When it comes to InDesign, or any of the Adobe products for that matter, if you don’t know the shortcuts, projects can sometimes take a lot longer than they need to. While Adobe InDesign allows users to create eye-catching designs and sleek layouts without extensive industry knowledge, knowing a few tips and tricks beyond the basics can make a world of difference in how efficiently you can get the job done.
InDesign is commonly used for e-books, magazines, posters, and other digital products and doesn’t require a degree in computer engineering to master. Here are a few insider tips that will help you keep your InDesign projects efficient and consistent.
1. Get to know the find and replace function
Looking for small sections of your text in a magazine spread can get old real fast, which is why you need to learn how to use the find and replace function from the start. This is especially useful when you get to the optimization portion of your product and need to switch around keywords and/or keyword phrases.

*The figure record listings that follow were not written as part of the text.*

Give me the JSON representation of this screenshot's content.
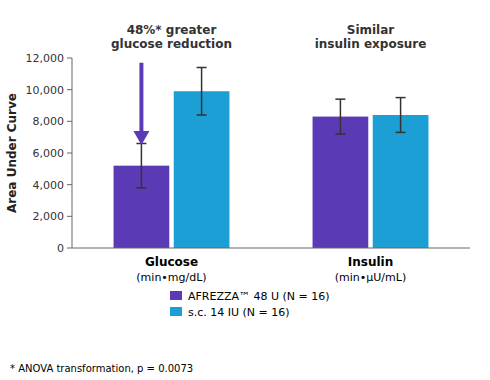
{
  "chart_data": {
    "type": "bar",
    "ylabel": "Area Under Curve",
    "categories": [
      "Glucose",
      "Insulin"
    ],
    "category_sublabels": [
      "(min•mg/dL)",
      "(min•μU/mL)"
    ],
    "series": [
      {
        "name": "AFREZZA™ 48 U (N = 16)",
        "color": "#5B3BB5",
        "values": [
          5200,
          8300
        ],
        "errors": [
          1400,
          1100
        ],
        "arrow": {
          "category": "Glucose",
          "from": 11700,
          "to": 6500
        }
      },
      {
        "name": "s.c. 14 IU (N = 16)",
        "color": "#1B9FD4",
        "values": [
          9900,
          8400
        ],
        "errors": [
          1500,
          1100
        ]
      }
    ],
    "annotations": [
      {
        "text": "48%* greater\nglucose reduction",
        "category": "Glucose"
      },
      {
        "text": "Similar\ninsulin exposure",
        "category": "Insulin"
      }
    ],
    "ylim": [
      0,
      12000
    ],
    "yticks": [
      0,
      {
        "value": 2000,
        "label": "2,000"
      },
      {
        "value": 4000,
        "label": "4,000"
      },
      {
        "value": 6000,
        "label": "6,000"
      },
      {
        "value": 8000,
        "label": "8,000"
      },
      {
        "value": 10000,
        "label": "10,000"
      },
      {
        "value": 12000,
        "label": "12,000"
      }
    ],
    "grid": false,
    "legend": "bottom",
    "footnote": "* ANOVA transformation, p  = 0.0073"
  }
}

Simply select the section of text you want to work with, click on “edit” and then the “find/change” option (or, even faster, Cmd+F on Mac / Ctrl+F on PC), and in a few seconds, you will be done and can move onto more complex tasks.
2. Automatically populate text
At first, adding text to your layout can feel like a tedious task. Attempting to get enough text on a page without too much overfill can start to feel like a game of Tetris—one that you are painfully losing. Don’t worry, there’s a fix! Instead of panicking when you see the red plus sign that appears on the right of the text frame to tell you there is overset text (and consequently adjusting your font size to try and make it fit), simply learn to thread frames together. Just click the red plus sign and then line it up with the next frame and your leftover text will automatically populate that next frame.
This is a process known as threading, and you can do it easily at the start of the project. If you’ve added text into a frame and see the red plus sign indicating overset text, click on the plus sign and then, while holding down the shift key, simply click in every single margin and that overflow text will automatically populate into new, connected text frames.
3. Clean up your layout
Your final InDesign layout becomes a big part of your brand identity, so you need that layout to be crisp, clean, and attractive. Spruce up your page content by adding witty captions, centered paragraphs, and key pull quotes that instantly attract readers’ eyes. You may still notice you have some ragged lines that are distracting to a reader, but you can easily fix this by selecting the problem text and then clicking on the “Paragraph” panel. From there, open up the options drop-down by clicking the three horizontal lines in the top right of the panel, and selecting “balance ragged lines.” And voila! The problem is fixed in seconds.
A last note on layout, and we can’t stress this enough: don’t forget about the importance of white space! Once your layout is looking beautiful, it’s crucial that you give it space to breathe.
4. Use the eyedropper colour theme tool
Of course, when it comes to visual appeal, colour is going to play a large role. The eyedropper colour theme tool is designed to help make it easy to sample colours and craft your own palette from which to work. Head to the main “Tools” panel and select the eyedropper icon so that you can sample colours from the images being used in your design, to make your own colour theme panel. These swatches of colour will then automatically pop up any time you click an image, text, or graphic, so you can instantly add a cohesive feel to the entire piece.
5. Maximize Preview mode
Preview mode is your chance to see the way browsers will see your final product, so you want to make sure you get the most out of your review process. The “W” on your keyboard is a quick shortcut that turns preview mode on and off. This allows you to evaluate your work while you’re moving through your design process.
While in preview mode, make sure to hit command (on Mac) or control (on PC) along with the plus and minus (+/-) keys, to instantly zoom in and out to see your designs up close. This is a great way to look for things that might be throwing off your design like bleeds, line blocks, or guides.
Warning: you’ll want to ensure you do not have the Type tool selected when you use the “W” to switch to preview mode, or you’ll end up with accidental, wayward “W”s in your text! (I had a Design instructor once threaten to deduct points from assignments if he ever saw any errant “W”s in our projects.)
There are so many shortcuts and useful tools in InDesign that will help you generate designs in the most efficient way possible, and this little blog was just the tip of the iceberg! In fact, one of the best features about InDesign is the way it relies on outlines and themes to help you produce consistent, streamlined projects. You just need to know how to set things up. (So watch for a future blog on some of the ways you can create styles and master pages to simplify your work in InDesign!)